Will You Still Love Us Tomorrow?
In view of 20th century history, should Poland still be worried about its German neighbor to the West?
September 2, 2003
A Polish diplomat friend has an important question to ask over lunch. He is nervous about his country’s economic future.
Despite Poland’s impressive transformation, unemployment is just under 20%. That is a high number — considering that Polish trade unions successfully liberated the country from the yoke of communism back in 1989.
My friend is concerned about whether foreign companies — especially German ones — will continue to invest in Poland the same way they have done in recent years.
Undoubtedly, these sizable investments were more than just a confidence booster. They provide value-added employment — and eventually a definite increase in the standard of living.
So far, so good, he says. But what if, he asks, the Germans decide overnight to withdraw all of that investment? Poland is a weak country, he reasons, with a budding economy, but not an established one, while Germany is big and strong, despite some difficulties at present.
Obviously, even though my friend is a relatively young man, some dark memories — deeply engraved in his collective national code — are flying through his mind.
The Germans have “stuck” it to the Poles before, and badly. No wonder that he is looking for some kind of reassurance that history will not repeat itself — as good and harmonious as relations between the two neighbors are looking for now.
In order to help him out of his quandary, I asked him what he studied at university. “Political science and law,” he says. “See, that’s what I thought,” I tell him. “Why do you say that?,” he asks.
“Well, because I really think you’ve got things backwards. You seem to believe that it is German companies which, for some more or less irrational reason — or out of benevolence — are being nice to Poland and its workforce.
“In your mind, the Germans are doing the Poles a favor — by throwing some good jobs their way. But that’s not at all how the economics of the situation works,” I said.
I continued: “Don’t believe that in business anybody necessarily does anything out of the goodness of their heart. Just factor in self-interest.”
“But even then, Poland would still come out on top. Why? Because German companies are not there because of an irrational love for Poland — or to make up for some injustices of the past. They have invested in Poland because that helps them, not so much Poland, to get out of their predicament.
“You know that it is expensive to produce things in Germany. That is why German companies have moved aggressively into your country.
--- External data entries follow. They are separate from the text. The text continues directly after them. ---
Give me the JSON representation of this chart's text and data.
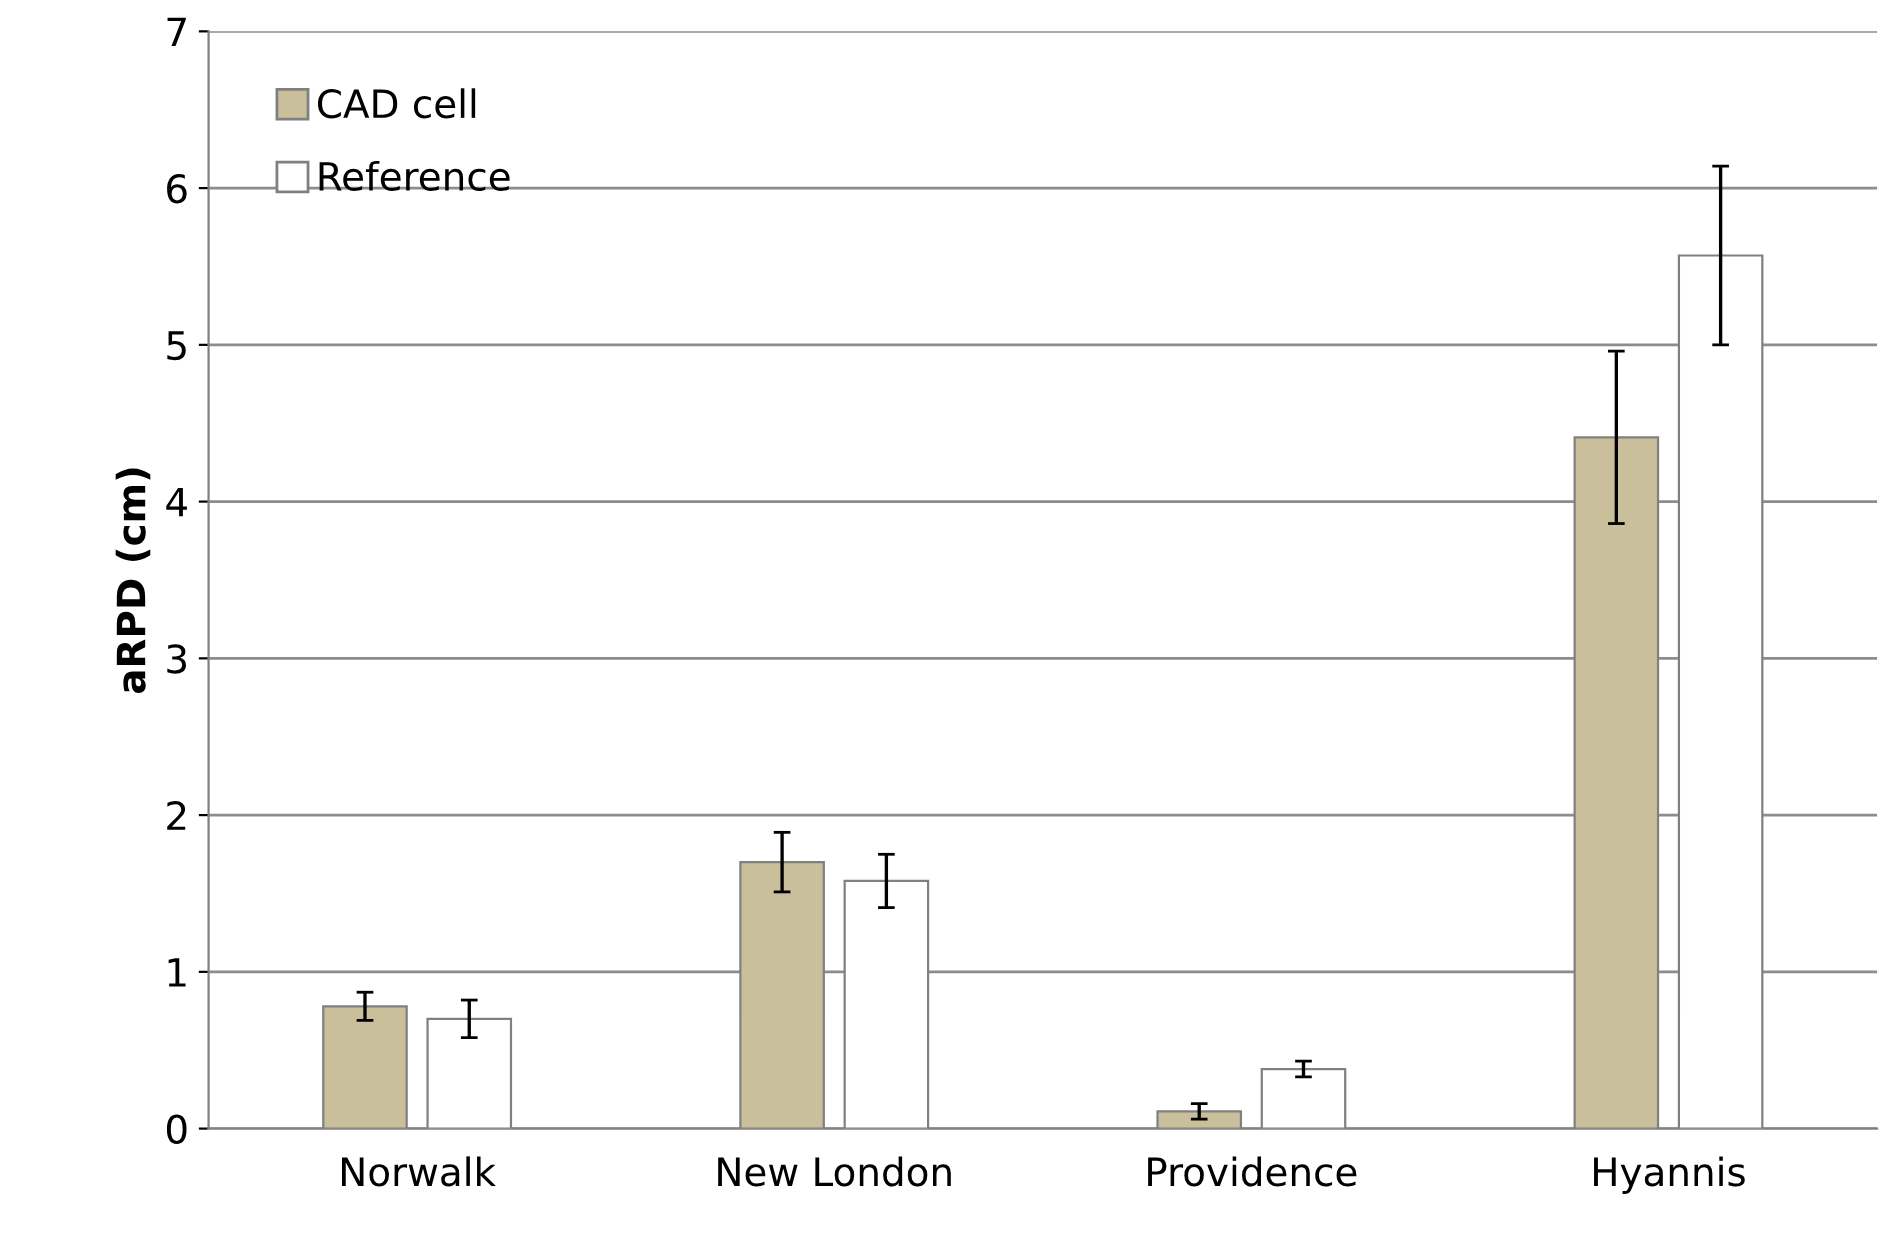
{
  "chart_data": {
    "type": "bar",
    "ylabel": "aRPD (cm)",
    "categories": [
      "Norwalk",
      "New London",
      "Providence",
      "Hyannis"
    ],
    "series": [
      {
        "name": "CAD cell",
        "color": "#c9bf9a",
        "values": [
          0.78,
          1.7,
          0.11,
          4.41
        ],
        "errors": [
          0.09,
          0.19,
          0.05,
          0.55
        ]
      },
      {
        "name": "Reference",
        "color": "#ffffff",
        "values": [
          0.7,
          1.58,
          0.38,
          5.57
        ],
        "errors": [
          0.12,
          0.17,
          0.05,
          0.57
        ]
      }
    ],
    "ylim": [
      0,
      7
    ],
    "yticks": [
      0,
      1,
      2,
      3,
      4,
      5,
      6,
      7
    ],
    "grid": "y",
    "legend": "top left"
  }
}
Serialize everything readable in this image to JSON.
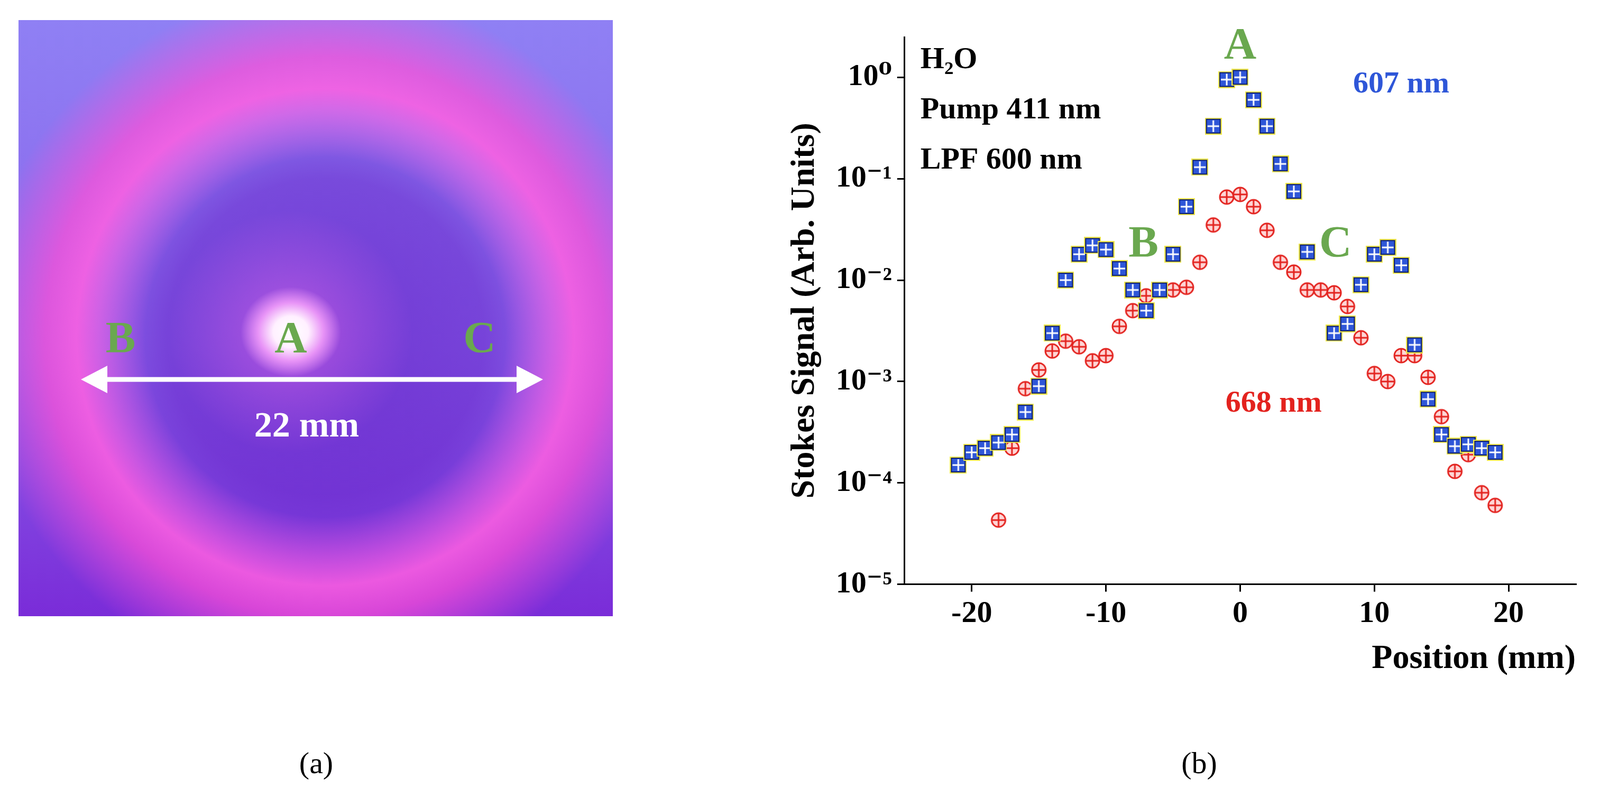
{
  "photo": {
    "caption": "(a)",
    "labels": [
      "B",
      "A",
      "C"
    ],
    "label_color": "#6aa84f",
    "scale_bar": "22 mm"
  },
  "chart_data": {
    "type": "scatter",
    "caption": "(b)",
    "x_label": "Position (mm)",
    "y_label": "Stokes Signal (Arb. Units)",
    "log": "y",
    "grid": false,
    "xlim": [
      -25,
      25
    ],
    "xticks": [
      -20,
      -10,
      0,
      10,
      20
    ],
    "ylim": [
      1e-05,
      2.5
    ],
    "yticks": [
      {
        "value": 1e-05,
        "label": "10⁻⁵"
      },
      {
        "value": 0.0001,
        "label": "10⁻⁴"
      },
      {
        "value": 0.001,
        "label": "10⁻³"
      },
      {
        "value": 0.01,
        "label": "10⁻²"
      },
      {
        "value": 0.1,
        "label": "10⁻¹"
      },
      {
        "value": 1,
        "label": "10⁰"
      }
    ],
    "notes": [
      "H₂O",
      "Pump 411 nm",
      "LPF 600 nm"
    ],
    "annotations": [
      {
        "text": "A",
        "x": 0,
        "y": 2.0,
        "color": "#6aa84f"
      },
      {
        "text": "B",
        "x": -7.2,
        "y": 0.022,
        "color": "#6aa84f"
      },
      {
        "text": "C",
        "x": 7.1,
        "y": 0.022,
        "color": "#6aa84f"
      }
    ],
    "series": [
      {
        "name": "607 nm",
        "color": "#2e56d8",
        "marker": "square",
        "label_x": 12,
        "label_y": 0.85,
        "x": [
          -21,
          -20,
          -19,
          -18,
          -17,
          -16,
          -15,
          -14,
          -13,
          -12,
          -11,
          -10,
          -9,
          -8,
          -7,
          -6,
          -5,
          -4,
          -3,
          -2,
          -1,
          0,
          1,
          2,
          3,
          4,
          5,
          7,
          8,
          9,
          10,
          11,
          12,
          13,
          14,
          15,
          16,
          17,
          18,
          19
        ],
        "values": [
          0.00015,
          0.0002,
          0.00022,
          0.00025,
          0.0003,
          0.0005,
          0.0009,
          0.003,
          0.01,
          0.018,
          0.022,
          0.02,
          0.013,
          0.008,
          0.005,
          0.008,
          0.018,
          0.053,
          0.13,
          0.33,
          0.95,
          1.0,
          0.6,
          0.33,
          0.14,
          0.075,
          0.019,
          0.003,
          0.0037,
          0.009,
          0.018,
          0.021,
          0.014,
          0.0023,
          0.00067,
          0.0003,
          0.00023,
          0.00024,
          0.00022,
          0.0002
        ]
      },
      {
        "name": "668 nm",
        "color": "#e3221e",
        "marker": "circle",
        "label_x": 2.5,
        "label_y": 0.0006,
        "x": [
          -18,
          -17,
          -16,
          -15,
          -14,
          -13,
          -12,
          -11,
          -10,
          -9,
          -8,
          -7,
          -6,
          -5,
          -4,
          -3,
          -2,
          -1,
          0,
          1,
          2,
          3,
          4,
          5,
          6,
          7,
          8,
          9,
          10,
          11,
          12,
          13,
          14,
          15,
          16,
          17,
          18,
          19
        ],
        "values": [
          4.3e-05,
          0.00022,
          0.00085,
          0.0013,
          0.002,
          0.0025,
          0.0022,
          0.0016,
          0.0018,
          0.0035,
          0.005,
          0.007,
          0.008,
          0.008,
          0.0085,
          0.015,
          0.035,
          0.066,
          0.07,
          0.053,
          0.031,
          0.015,
          0.012,
          0.008,
          0.008,
          0.0075,
          0.0055,
          0.0027,
          0.0012,
          0.001,
          0.0018,
          0.0018,
          0.0011,
          0.00045,
          0.00013,
          0.00019,
          8e-05,
          6e-05
        ]
      }
    ]
  }
}
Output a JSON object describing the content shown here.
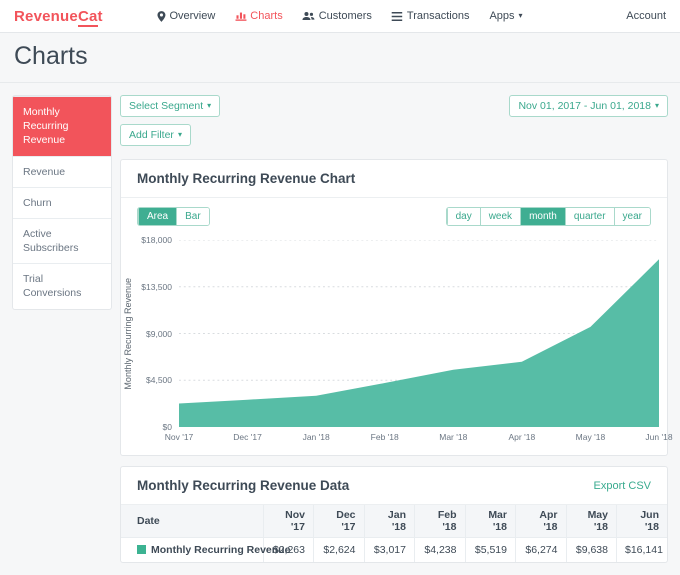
{
  "brand": {
    "part1": "Revenue",
    "part2": "Ca",
    "part3": "t",
    "color": "#f2545b"
  },
  "nav": {
    "items": [
      {
        "label": "Overview",
        "icon": "pin-icon",
        "active": false,
        "has_caret": false
      },
      {
        "label": "Charts",
        "icon": "bar-chart-icon",
        "active": true,
        "has_caret": false
      },
      {
        "label": "Customers",
        "icon": "people-icon",
        "active": false,
        "has_caret": false
      },
      {
        "label": "Transactions",
        "icon": "list-icon",
        "active": false,
        "has_caret": false
      },
      {
        "label": "Apps",
        "icon": "",
        "active": false,
        "has_caret": true
      }
    ],
    "account_label": "Account"
  },
  "page": {
    "title": "Charts"
  },
  "sidebar": {
    "items": [
      {
        "label": "Monthly Recurring Revenue",
        "active": true
      },
      {
        "label": "Revenue",
        "active": false
      },
      {
        "label": "Churn",
        "active": false
      },
      {
        "label": "Active Subscribers",
        "active": false
      },
      {
        "label": "Trial Conversions",
        "active": false
      }
    ]
  },
  "filters": {
    "segment_button": "Select Segment",
    "filter_button": "Add Filter",
    "date_range": "Nov 01, 2017 - Jun 01, 2018"
  },
  "chart_card": {
    "title": "Monthly Recurring Revenue Chart",
    "type_toggle": [
      {
        "label": "Area",
        "active": true
      },
      {
        "label": "Bar",
        "active": false
      }
    ],
    "period_toggle": [
      {
        "label": "day",
        "active": false
      },
      {
        "label": "week",
        "active": false
      },
      {
        "label": "month",
        "active": true
      },
      {
        "label": "quarter",
        "active": false
      },
      {
        "label": "year",
        "active": false
      }
    ]
  },
  "chart_data": {
    "type": "area",
    "title": "Monthly Recurring Revenue Chart",
    "x": [
      "Nov '17",
      "Dec '17",
      "Jan '18",
      "Feb '18",
      "Mar '18",
      "Apr '18",
      "May '18",
      "Jun '18"
    ],
    "series": [
      {
        "name": "Monthly Recurring Revenue",
        "values": [
          2263,
          2624,
          3017,
          4238,
          5519,
          6274,
          9638,
          16141
        ]
      }
    ],
    "ylabel": "Monthly Recurring Revenue",
    "ylim": [
      0,
      18000
    ],
    "yticks": [
      0,
      4500,
      9000,
      13500,
      18000
    ],
    "ytick_labels": [
      "$0",
      "$4,500",
      "$9,000",
      "$13,500",
      "$18,000"
    ],
    "grid": "dashed",
    "legend_position": "none",
    "fill_color": "#57bda6"
  },
  "table_card": {
    "title": "Monthly Recurring Revenue Data",
    "export_label": "Export CSV",
    "columns": [
      "Date",
      "Nov '17",
      "Dec '17",
      "Jan '18",
      "Feb '18",
      "Mar '18",
      "Apr '18",
      "May '18",
      "Jun '18"
    ],
    "rows": [
      {
        "label": "Monthly Recurring Revenue",
        "swatch_color": "#3cb392",
        "values": [
          "$2,263",
          "$2,624",
          "$3,017",
          "$4,238",
          "$5,519",
          "$6,274",
          "$9,638",
          "$16,141"
        ]
      }
    ]
  }
}
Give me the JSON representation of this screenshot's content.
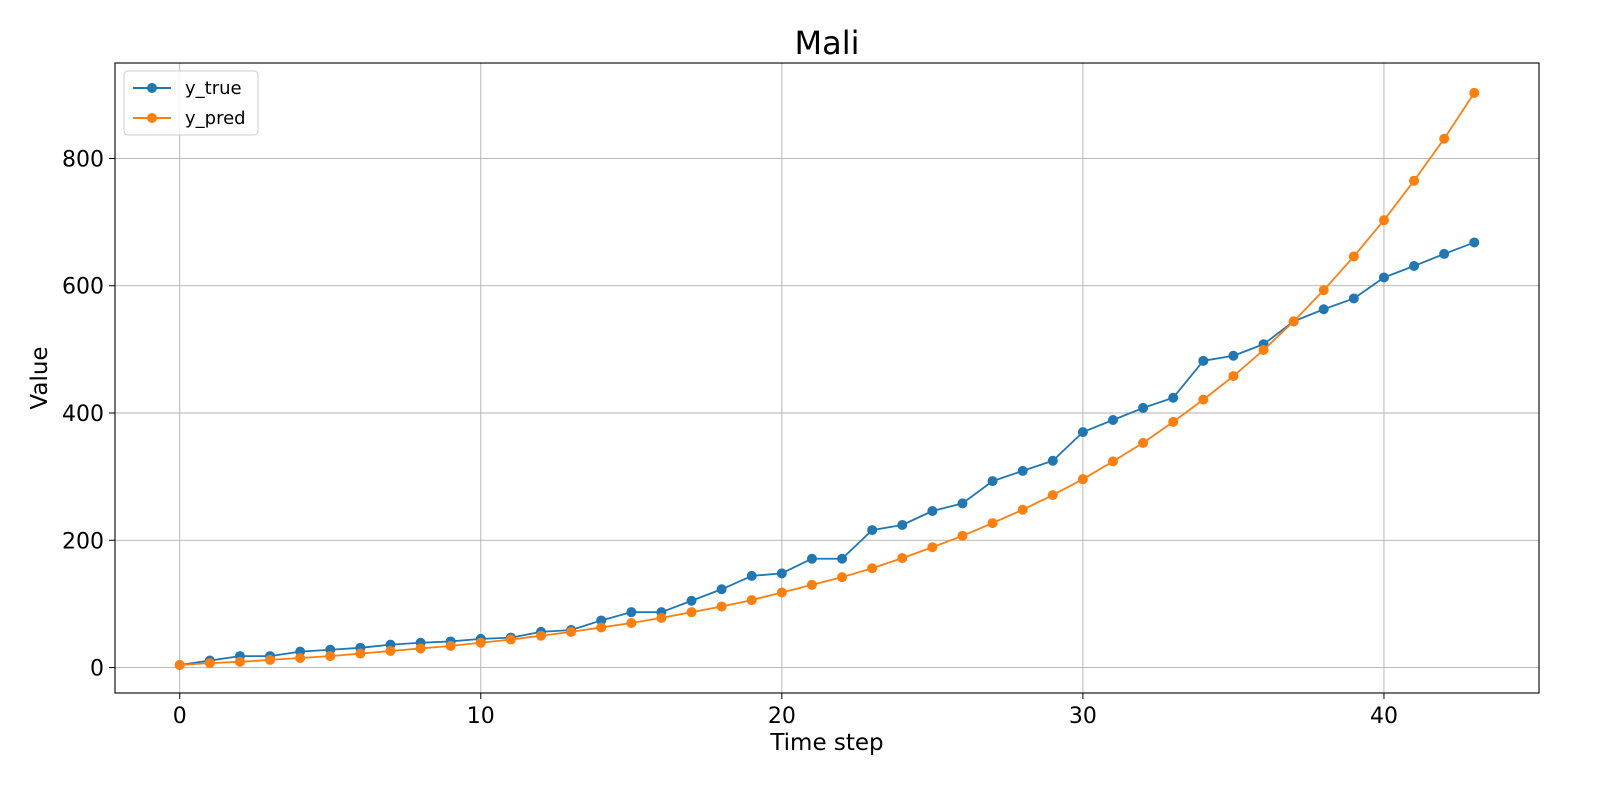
{
  "chart_data": {
    "type": "line",
    "title": "Mali",
    "xlabel": "Time step",
    "ylabel": "Value",
    "xlim": [
      -2.15,
      45.15
    ],
    "ylim": [
      -40,
      950
    ],
    "xticks": [
      0,
      10,
      20,
      30,
      40
    ],
    "yticks": [
      0,
      200,
      400,
      600,
      800
    ],
    "grid": true,
    "legend_position": "top-left",
    "x": [
      0,
      1,
      2,
      3,
      4,
      5,
      6,
      7,
      8,
      9,
      10,
      11,
      12,
      13,
      14,
      15,
      16,
      17,
      18,
      19,
      20,
      21,
      22,
      23,
      24,
      25,
      26,
      27,
      28,
      29,
      30,
      31,
      32,
      33,
      34,
      35,
      36,
      37,
      38,
      39,
      40,
      41,
      42,
      43
    ],
    "series": [
      {
        "name": "y_true",
        "color": "#1f77b4",
        "marker": "circle",
        "values": [
          4,
          11,
          18,
          18,
          25,
          28,
          31,
          36,
          39,
          41,
          45,
          47,
          56,
          59,
          74,
          87,
          87,
          105,
          123,
          144,
          148,
          171,
          171,
          216,
          224,
          246,
          258,
          293,
          309,
          325,
          370,
          389,
          408,
          424,
          482,
          490,
          508,
          544,
          563,
          580,
          613,
          631,
          650,
          668
        ]
      },
      {
        "name": "y_pred",
        "color": "#ff7f0e",
        "marker": "circle",
        "values": [
          4,
          7,
          9,
          12,
          15,
          18,
          22,
          26,
          30,
          34,
          39,
          44,
          50,
          56,
          63,
          70,
          78,
          87,
          96,
          106,
          118,
          130,
          142,
          156,
          172,
          189,
          207,
          227,
          248,
          271,
          296,
          324,
          353,
          386,
          421,
          458,
          499,
          544,
          593,
          646,
          703,
          765,
          831,
          903
        ]
      }
    ]
  }
}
“Basing part of the production in Poland helps them improve their cost ratios at home. In other words, by mixing workers in Poland into their pricing formula, they can afford to keep more of the costly German labor force employed.
So, the question you really ought to ask is not: How much longer will the Germans be nice to the Poles? The right question is this: Do they have any other choice? In my view, it is far less the survival of the Polish economy that is threatened than that of Germany.”
Arms control expert that my friend is — and having worked, among other projects, on Poland’s accession to NATO — I had rarely seen him happier than when he thought through the argument I had presented him with.
Somewhere deep down, against his initial instincts, he seemed to realize that, in the world of economics, there can be a deep sense of justice.